Digital tools (free course)
Historians are increasingly required to understand and make use of complex digital tools in order analyse and present their research in new and exciting ways.
This free online course offers an introduction to various common tools and techniques. Topics covered include visualisation, linked data, and cloud computing, with more extensive training provided for semantic markup and text mining.
There are various digital tools available to historians to enable them to better analyse, present and carry out research in their fields of interest. These training modules and case studies are intended as introductions to some of these tools, giving historians an idea and starting point for what the tool is for, what it can do for them, and how they might start going about making use of it.
Digital research areas covered are:
- Semantic Markup (training module; case studies; tool audit)
- Text Mining (training module; case study; tool audit)
- Visualisation tools (case study; tool audit)
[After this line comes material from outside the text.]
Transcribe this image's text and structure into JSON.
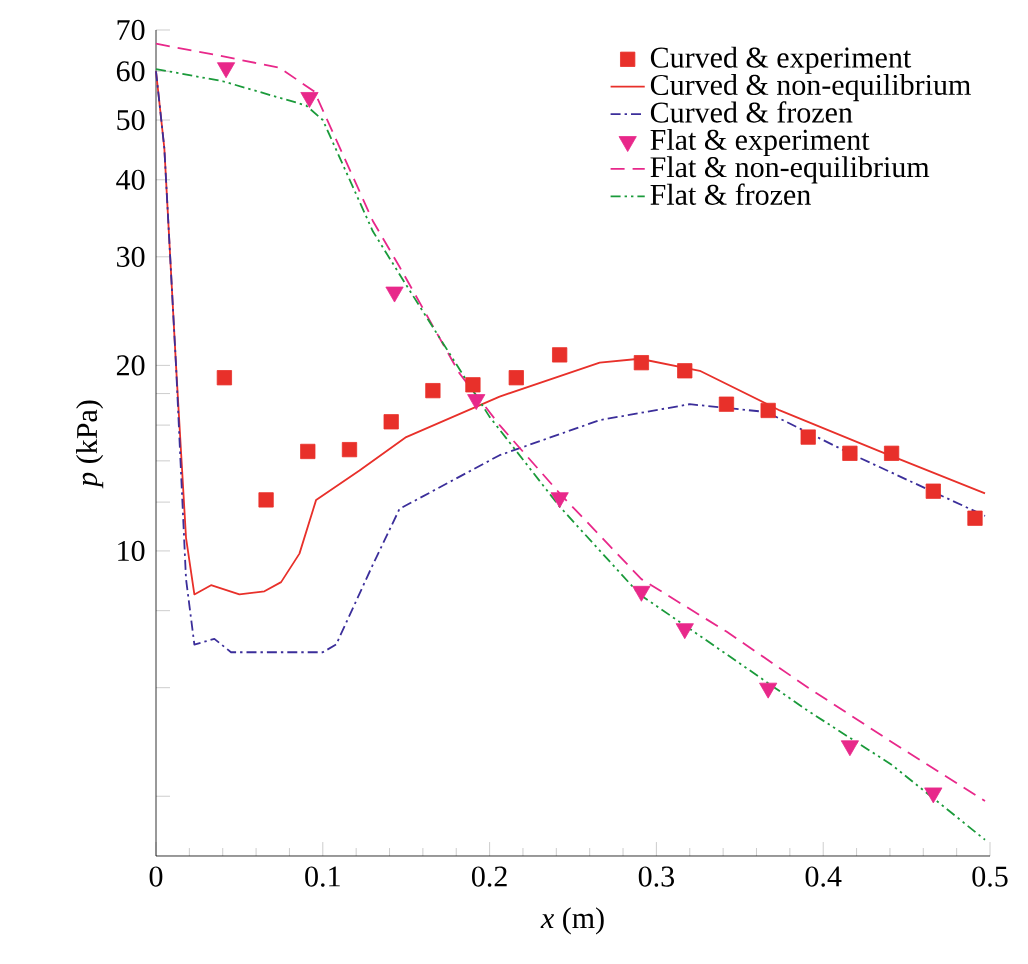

- Linked data (case study; tool audit)
- Cloud computing (tool audit)
There are three primary components. First, a tools audit held on History Online which lists software which can be used for the five areas mentioned above. Second, a series of case studies looking in more detail at how historians have already made use of the tool. Third, two training modules which introduce historians to semantic markup and text mining, assuming no prior knowledge. These are described in more detail below:
Semantic markup: an introduction for historians: This module guides you in easy steps through the process of why you might want to mark up a text, how to do it, and what you need to consider throughout the process. The module looks primarily at what XML is and how to use it and gives you some ideas of how to use it for historical research using texts.
Text Mining: an introduction for historians: If you have ever wanted to search a broad range of texts or a large text and analyse it in complex ways then text mining tools might well be what you need. This module begins with a simple guide to what text mining is, and how it can be used in its most basic forms for historical research. From there the module gets more in-depth, with introductory training in using natural language processing, named entry recognition, and topic modelling.
Both modules are introductions to their respective topics, but will give you enough knowledge to move forward with your own research materials in new and exciting ways.